House Science Committee leaders and NASA employees are urging appropriations subcommittee members to fund NASA research and development above the president's requested amounts, arguing that the agency’s R&D is important to the country’s future prosperity.

House Science Committee Chairman Sherwood Boehlert (R-N.Y.) testified before the Appropriations Committee’s Science, the Departments of State, Justice and Commerce, and Related Agencies Subcommittee that the sharply reduced funding for the NASA Science Mission Directorate in the fiscal 2007 budget “will sideline important scientific work that not only would increase human knowledge but that would require the development of technology that could promote U.S. security and competitiveness.”

Boehlert, who testified April 6, said Congress’ top priority should be fully funding the President's American Competitiveness Initiative, a 10-year plan to double basic research funding at the National Science Foundation, the National Institute of Standards and Technology and the Energy Department’s Office of Science.

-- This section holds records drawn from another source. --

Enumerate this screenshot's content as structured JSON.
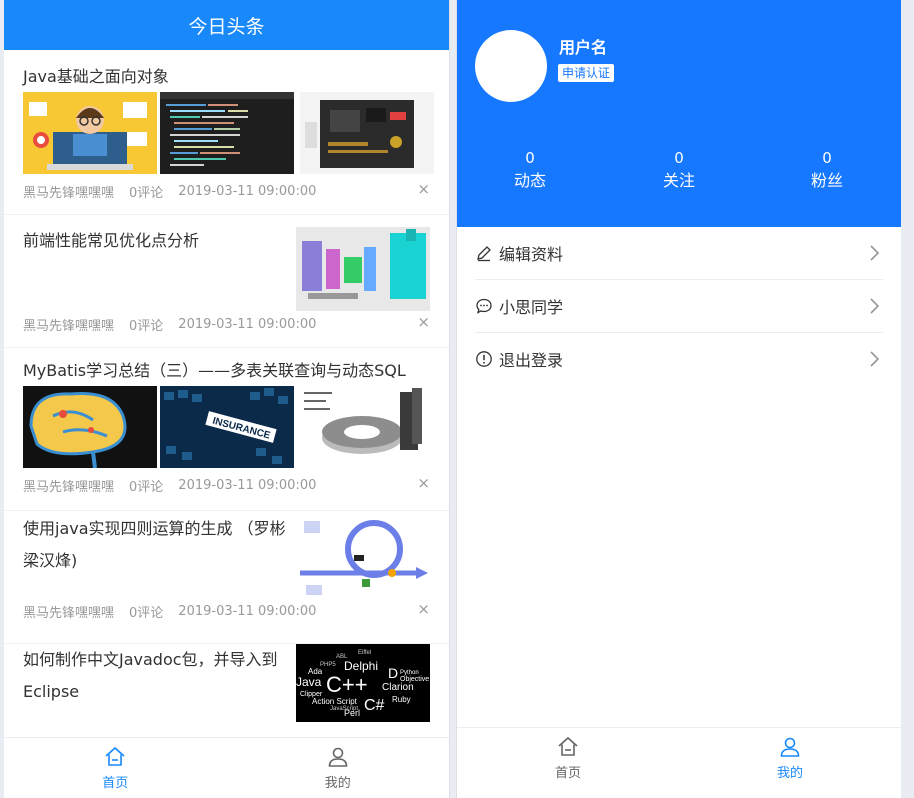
{
  "left_screen": {
    "nav_title": "今日头条",
    "articles": [
      {
        "title": "Java基础之面向对象",
        "author": "黑马先锋嘿嘿嘿",
        "comments": "0评论",
        "date": "2019-03-11 09:00:00"
      },
      {
        "title": "前端性能常见优化点分析",
        "author": "黑马先锋嘿嘿嘿",
        "comments": "0评论",
        "date": "2019-03-11 09:00:00"
      },
      {
        "title": "MyBatis学习总结（三）——多表关联查询与动态SQL",
        "author": "黑马先锋嘿嘿嘿",
        "comments": "0评论",
        "date": "2019-03-11 09:00:00"
      },
      {
        "title_line1": "使用java实现四则运算的生成 （罗彬",
        "title_line2": "梁汉烽)",
        "author": "黑马先锋嘿嘿嘿",
        "comments": "0评论",
        "date": "2019-03-11 09:00:00"
      },
      {
        "title_line1": "如何制作中文Javadoc包，并导入到",
        "title_line2": "Eclipse"
      }
    ],
    "close_glyph": "×",
    "tabbar": {
      "home": "首页",
      "mine": "我的"
    },
    "thumb_text": {
      "insurance": "INSURANCE",
      "cloud_big": [
        "C++",
        "Java",
        "Delphi",
        "C#",
        "D",
        "Clarion",
        "Ada",
        "Perl",
        "Ruby",
        "Python",
        "Objective",
        "Action Script",
        "JavaScript",
        "Clipper",
        "PHP5",
        "Eiffel",
        "ABL"
      ]
    }
  },
  "right_screen": {
    "username": "用户名",
    "certify_button": "申请认证",
    "stats": [
      {
        "value": "0",
        "label": "动态"
      },
      {
        "value": "0",
        "label": "关注"
      },
      {
        "value": "0",
        "label": "粉丝"
      }
    ],
    "menu": [
      {
        "label": "编辑资料",
        "icon": "edit-icon"
      },
      {
        "label": "小思同学",
        "icon": "chat-icon"
      },
      {
        "label": "退出登录",
        "icon": "info-icon"
      }
    ],
    "tabbar": {
      "home": "首页",
      "mine": "我的"
    }
  },
  "colors": {
    "brand_blue": "#1989fa",
    "profile_blue": "#1677ff",
    "meta_gray": "#999999"
  }
}
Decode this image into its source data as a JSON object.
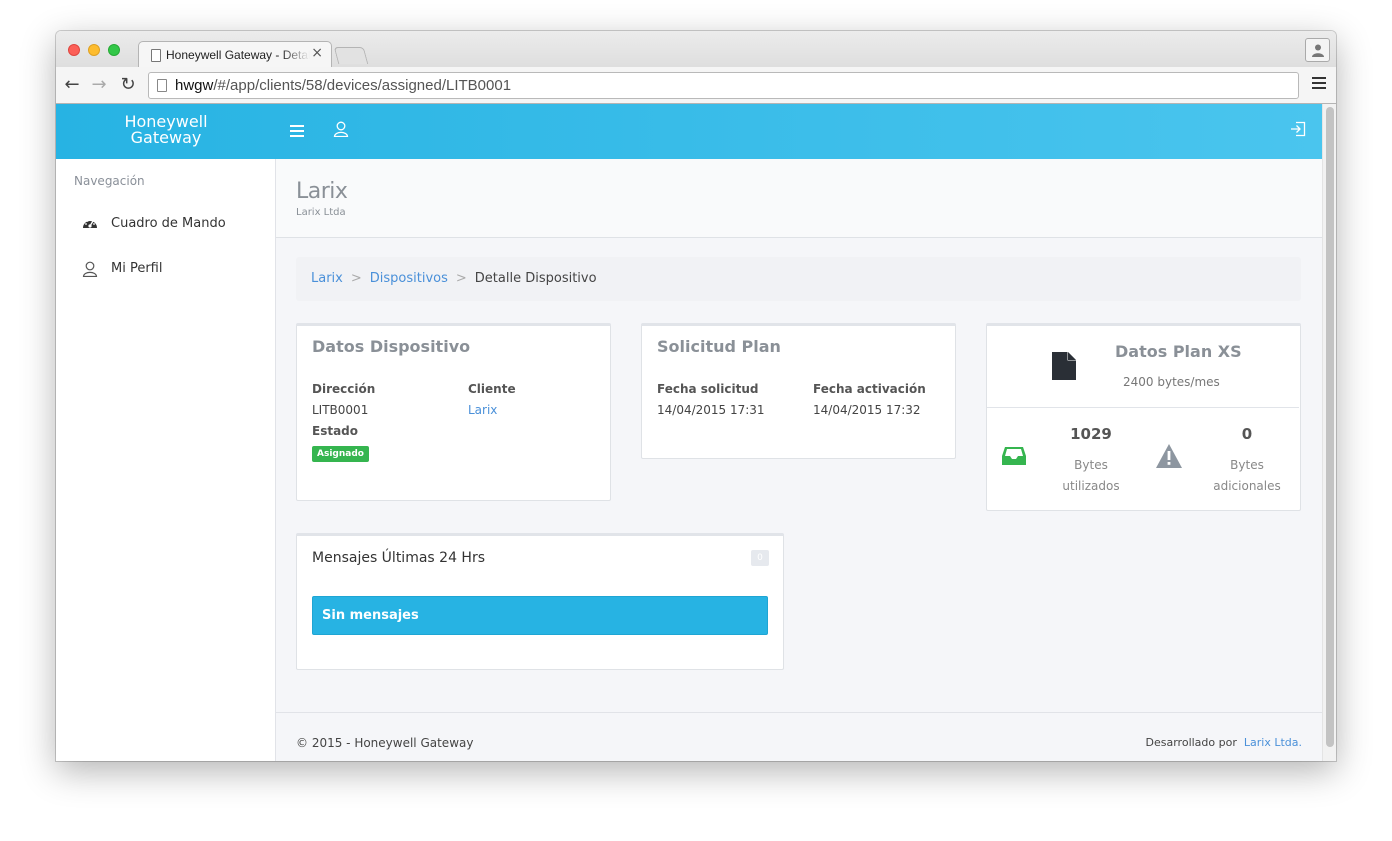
{
  "browser": {
    "tab_title": "Honeywell Gateway - Detalle Dispositivo",
    "tab_close": "×",
    "url_host": "hwgw",
    "url_path": "/#/app/clients/58/devices/assigned/LITB0001"
  },
  "app": {
    "brand_line1": "Honeywell",
    "brand_line2": "Gateway"
  },
  "sidebar": {
    "title": "Navegación",
    "items": [
      {
        "label": "Cuadro de Mando",
        "icon": "dashboard-icon"
      },
      {
        "label": "Mi Perfil",
        "icon": "user-icon"
      }
    ]
  },
  "header": {
    "title": "Larix",
    "subtitle": "Larix Ltda"
  },
  "breadcrumb": {
    "items": [
      "Larix",
      "Dispositivos"
    ],
    "separator": ">",
    "current": "Detalle Dispositivo"
  },
  "device": {
    "title": "Datos Dispositivo",
    "direccion_label": "Dirección",
    "direccion_value": "LITB0001",
    "cliente_label": "Cliente",
    "cliente_value": "Larix",
    "estado_label": "Estado",
    "estado_value": "Asignado"
  },
  "request": {
    "title": "Solicitud Plan",
    "fecha_solicitud_label": "Fecha solicitud",
    "fecha_solicitud_value": "14/04/2015 17:31",
    "fecha_activacion_label": "Fecha activación",
    "fecha_activacion_value": "14/04/2015 17:32"
  },
  "plan": {
    "title": "Datos Plan XS",
    "subtitle": "2400 bytes/mes",
    "used_value": "1029",
    "used_label_1": "Bytes",
    "used_label_2": "utilizados",
    "extra_value": "0",
    "extra_label_1": "Bytes",
    "extra_label_2": "adicionales"
  },
  "messages": {
    "title": "Mensajes Últimas 24 Hrs",
    "count": "0",
    "empty": "Sin mensajes"
  },
  "footer": {
    "copyright": "© 2015 - Honeywell Gateway",
    "developed_by": "Desarrollado por",
    "developer_link": "Larix Ltda."
  },
  "colors": {
    "topbar": "#27b3e3",
    "success": "#35b54f",
    "link": "#4a90d9",
    "info": "#27b3e3"
  }
}
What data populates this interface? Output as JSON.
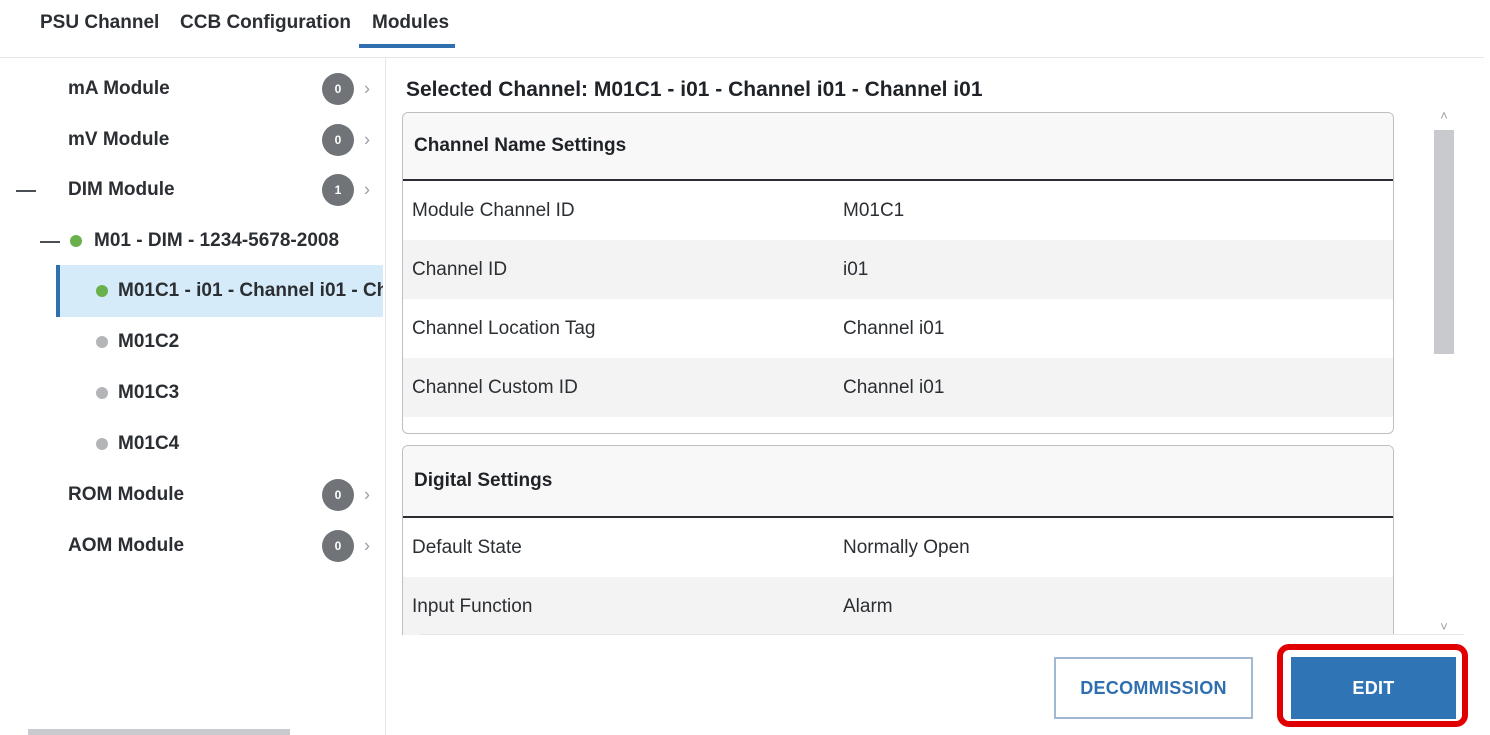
{
  "tabs": [
    {
      "label": "PSU Channel"
    },
    {
      "label": "CCB Configuration"
    },
    {
      "label": "Modules"
    }
  ],
  "active_tab": "Modules",
  "sidebar": {
    "modules": [
      {
        "label": "mA Module",
        "count": "0"
      },
      {
        "label": "mV Module",
        "count": "0"
      },
      {
        "label": "DIM Module",
        "count": "1"
      },
      {
        "label": "ROM Module",
        "count": "0"
      },
      {
        "label": "AOM Module",
        "count": "0"
      }
    ],
    "device": {
      "label": "M01 - DIM - 1234-5678-2008",
      "status": "green"
    },
    "channels": [
      {
        "label": "M01C1 - i01 - Channel i01 - Ch",
        "status": "green",
        "selected": true
      },
      {
        "label": "M01C2",
        "status": "grey"
      },
      {
        "label": "M01C3",
        "status": "grey"
      },
      {
        "label": "M01C4",
        "status": "grey"
      }
    ]
  },
  "main": {
    "title": "Selected Channel: M01C1 - i01 - Channel i01 - Channel i01",
    "channel_name_settings": {
      "title": "Channel Name Settings",
      "rows": [
        {
          "key": "Module Channel ID",
          "value": "M01C1"
        },
        {
          "key": "Channel ID",
          "value": "i01"
        },
        {
          "key": "Channel Location Tag",
          "value": "Channel i01"
        },
        {
          "key": "Channel Custom ID",
          "value": "Channel i01"
        }
      ]
    },
    "digital_settings": {
      "title": "Digital Settings",
      "rows": [
        {
          "key": "Default State",
          "value": "Normally Open"
        },
        {
          "key": "Input Function",
          "value": "Alarm"
        }
      ]
    }
  },
  "buttons": {
    "decommission": "DECOMMISSION",
    "edit": "EDIT"
  },
  "colors": {
    "accent": "#2f74b5",
    "selected_bg": "#d6ebf9",
    "status_green": "#6ab04c",
    "status_grey": "#b3b5b8",
    "highlight": "#e00000"
  }
}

For fiscal 2007, that translates to about $910 million in additional funding for research and about $380 million for education programs.

After making that plan a priority, Boehlert said, additional funds should go to other areas of scientific concern, including the National Oceanic and Atmospheric Administration, the Manufacturing Extension Partnership program at NIST and the Science Mission Directorate at NASA.

“Following the recommendations of the scientific community, we urge you, at a minimum, to restore funding for the Research and Analysis programs in the [NASA] Directorate and to permit additional smaller missions to be launched,” he said. “Those items are more of a priority than any flagship science mission.”

Boehlert also asked the committee not to implement the president's requested cuts to the Aeronautics Research Mission Directorate at NASA.

Late last month, employee union officials echoed Boehlert in a letter to the subcommittee.

Gregory Junemann, president of the International Federation of Professional and Technical Engineers, noted that Congress and the subcommittee admonished NASA last year for attempting to gut its fiscal 2006 aeronautics budget, yet NASA responded this year by again proposing to cut the directorate’s R&D.

The proposed cut shows that the agency continues to be willing to cannibalize successful science and engineering programs in an effort to fund the space shuttle and exploration programs simultaneously at full throttle, Junemann wrote in his testimony. That effort is unsustainable, ill-advised and a short-sighted scheme that would harm U.S. national security and economic competitiveness, he wrote.